During our trips we try to go out at least once to walk around the village or most likely get extra groceries, and other than that, we are pooped.
4. Bring lunch supplies
Do your research before and know what amenities are available. It’s not just about the money, but your precious time and standing in lineups.
We usually bring tea in a thermos, snacks, and cut-up vegetables for lunch, and buy the rest — soup or sandwiches.
Sometimes, we bring sandwiches and only buy soup. Some cafeterias are very slow and you will wait a long time for your burger, but soups are ready-to-serve in big pots.
We bring veggies, apples and mandarins — it cheers up cafeteria lunches.
Consider packing a lunchbox, thermoses, ice packs, containers, tea bags, and a travel knife.
5. Slippers for cold floors
You will be going in winter. Most rental places will have hard floors. Carpets don’t make sense in a skiing cottage.
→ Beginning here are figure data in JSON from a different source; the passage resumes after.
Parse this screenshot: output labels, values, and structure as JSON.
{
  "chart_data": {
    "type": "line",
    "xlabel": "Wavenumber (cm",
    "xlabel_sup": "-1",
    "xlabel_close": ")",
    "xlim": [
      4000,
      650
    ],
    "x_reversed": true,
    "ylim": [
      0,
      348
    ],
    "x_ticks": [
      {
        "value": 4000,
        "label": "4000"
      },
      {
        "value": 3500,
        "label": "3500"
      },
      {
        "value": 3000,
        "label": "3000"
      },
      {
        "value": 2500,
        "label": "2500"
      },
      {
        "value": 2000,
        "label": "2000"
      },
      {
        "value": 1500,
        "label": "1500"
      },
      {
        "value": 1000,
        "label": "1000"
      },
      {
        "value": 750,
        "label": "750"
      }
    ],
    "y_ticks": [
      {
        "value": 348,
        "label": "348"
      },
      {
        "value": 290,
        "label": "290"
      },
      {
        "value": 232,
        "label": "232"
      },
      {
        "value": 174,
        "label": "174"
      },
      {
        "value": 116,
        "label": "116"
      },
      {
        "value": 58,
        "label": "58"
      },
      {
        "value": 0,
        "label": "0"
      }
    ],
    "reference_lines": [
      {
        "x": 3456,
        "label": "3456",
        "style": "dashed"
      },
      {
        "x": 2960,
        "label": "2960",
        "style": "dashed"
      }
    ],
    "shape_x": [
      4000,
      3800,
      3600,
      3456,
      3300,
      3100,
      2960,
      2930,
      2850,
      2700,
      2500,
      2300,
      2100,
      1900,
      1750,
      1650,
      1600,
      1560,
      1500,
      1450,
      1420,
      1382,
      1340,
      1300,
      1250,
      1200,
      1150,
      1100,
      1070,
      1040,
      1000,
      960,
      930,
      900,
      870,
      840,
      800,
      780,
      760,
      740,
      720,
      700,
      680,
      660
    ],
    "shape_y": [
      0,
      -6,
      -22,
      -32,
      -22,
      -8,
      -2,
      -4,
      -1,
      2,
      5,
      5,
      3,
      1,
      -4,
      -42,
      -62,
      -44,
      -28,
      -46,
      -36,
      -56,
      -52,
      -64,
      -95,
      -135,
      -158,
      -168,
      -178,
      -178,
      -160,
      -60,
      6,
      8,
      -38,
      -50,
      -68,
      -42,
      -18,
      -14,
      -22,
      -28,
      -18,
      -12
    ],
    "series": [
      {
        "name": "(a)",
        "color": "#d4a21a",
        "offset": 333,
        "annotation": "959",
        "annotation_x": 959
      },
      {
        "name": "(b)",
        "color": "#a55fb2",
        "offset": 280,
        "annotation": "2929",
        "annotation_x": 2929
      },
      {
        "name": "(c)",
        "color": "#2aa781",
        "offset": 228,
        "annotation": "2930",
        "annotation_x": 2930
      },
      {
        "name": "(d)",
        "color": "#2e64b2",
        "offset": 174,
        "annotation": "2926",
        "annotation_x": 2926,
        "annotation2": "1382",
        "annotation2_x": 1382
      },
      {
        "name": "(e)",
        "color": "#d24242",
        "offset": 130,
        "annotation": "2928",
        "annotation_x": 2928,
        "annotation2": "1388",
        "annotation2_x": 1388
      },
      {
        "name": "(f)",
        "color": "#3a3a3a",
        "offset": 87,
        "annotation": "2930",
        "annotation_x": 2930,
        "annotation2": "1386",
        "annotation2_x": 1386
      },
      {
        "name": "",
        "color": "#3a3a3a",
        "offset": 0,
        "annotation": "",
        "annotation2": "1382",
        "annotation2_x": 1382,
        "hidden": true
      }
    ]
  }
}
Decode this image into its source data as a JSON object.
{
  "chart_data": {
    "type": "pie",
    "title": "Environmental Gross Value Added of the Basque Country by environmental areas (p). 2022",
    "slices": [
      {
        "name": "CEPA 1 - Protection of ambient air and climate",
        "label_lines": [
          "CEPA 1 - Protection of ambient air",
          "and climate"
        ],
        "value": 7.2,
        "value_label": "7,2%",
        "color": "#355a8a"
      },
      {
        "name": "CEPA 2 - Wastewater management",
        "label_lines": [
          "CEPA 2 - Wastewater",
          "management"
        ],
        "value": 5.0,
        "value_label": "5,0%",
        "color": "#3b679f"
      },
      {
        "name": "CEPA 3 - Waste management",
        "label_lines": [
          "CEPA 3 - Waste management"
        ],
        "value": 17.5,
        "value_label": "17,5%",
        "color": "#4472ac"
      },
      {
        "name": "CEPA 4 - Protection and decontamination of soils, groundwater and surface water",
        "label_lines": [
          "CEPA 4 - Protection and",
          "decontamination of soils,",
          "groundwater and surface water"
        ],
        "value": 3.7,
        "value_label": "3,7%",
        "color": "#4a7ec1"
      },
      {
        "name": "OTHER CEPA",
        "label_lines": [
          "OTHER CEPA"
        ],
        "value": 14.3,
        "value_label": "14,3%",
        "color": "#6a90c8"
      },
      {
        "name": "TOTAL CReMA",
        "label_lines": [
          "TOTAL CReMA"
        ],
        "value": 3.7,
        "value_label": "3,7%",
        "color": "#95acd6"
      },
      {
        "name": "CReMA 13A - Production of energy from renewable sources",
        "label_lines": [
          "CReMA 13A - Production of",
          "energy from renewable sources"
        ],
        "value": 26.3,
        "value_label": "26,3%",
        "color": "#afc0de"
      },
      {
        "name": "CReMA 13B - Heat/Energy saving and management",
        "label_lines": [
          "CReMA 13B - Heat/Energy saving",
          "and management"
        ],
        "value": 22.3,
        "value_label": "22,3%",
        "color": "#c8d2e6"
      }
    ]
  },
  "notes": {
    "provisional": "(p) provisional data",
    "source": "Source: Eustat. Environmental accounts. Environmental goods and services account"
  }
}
You will need something for shuffling around the kitchen and the cold tiled bathrooms floors.
You don’t want you ski socks wet before the day even started.
And you will be grateful to have something on your feet when all the stuff unravels in your hallway after a day of skiing.
As you shake the snow out of endless jackets and scarves, and wade through dripping puddles among the hordes of ski boots, keep your poor tired feet dry and don’t slip.
6. Electric boot & glove dryer
This might have to go to #1. For us, skiing as a family of six means twelve boots, twelve mittens, six balaclavas, six scarves and the rest of it that needs to be dried every evening and be ready for the next day.
The whole evening, while making dinner and monitoring the shower queue, you have to keep an eye on drying things.
You will hang things on chairs, drape them over the baseboards, spread them in front of the fireplace, or as a last resort use a hairdryer. You need to watch, switch, and rotate things. It is a tedious job that requires you to move and bend when you are stiff and creaky.
Our electric dryer can quickly dry four boots or four mittens at once. It is running the whole evening and it’s already paid off many times over.
7. Toe and hand warmers
These neat little packages are disposable but they can save you on a freezing day. You stick them on your ski socks and shove them into your mittens to keep your extremities from going numb.
You can buy them cheaply at Costco, or you will pay for them an arm and a leg at the chalet boutique.
8. Equipment maintenance kit
Depending on what you can do yourself, bring the edge sharpener, the wax for polishing the surface, and a screwdriver to adjust the bindings. Of course, the resort staff will do it for you , but you often have to wait in lineups, and time is precious on the mountain.
9. De-fogging spray for ski goggles
The best thing ever. You know what I mean if you ever had to scrape the ice from the inside of your goggles because you could no longer see where you were going.
10. Check and recheck your equipment
Once, we brought the wrong pair of boots and had to deal with rentals.
Another time, we miscalculated the number of poles and had to find a shop and buy a new set. Precious time lost.
Check everything : count the skis (twelve?), poles (twelve?), and boots (twelve again?) and put the goggles inside each helmet (six and six).
And then, drive carefully and enjoy the mountains. You are doing it all for the views, the air, and feeling alive.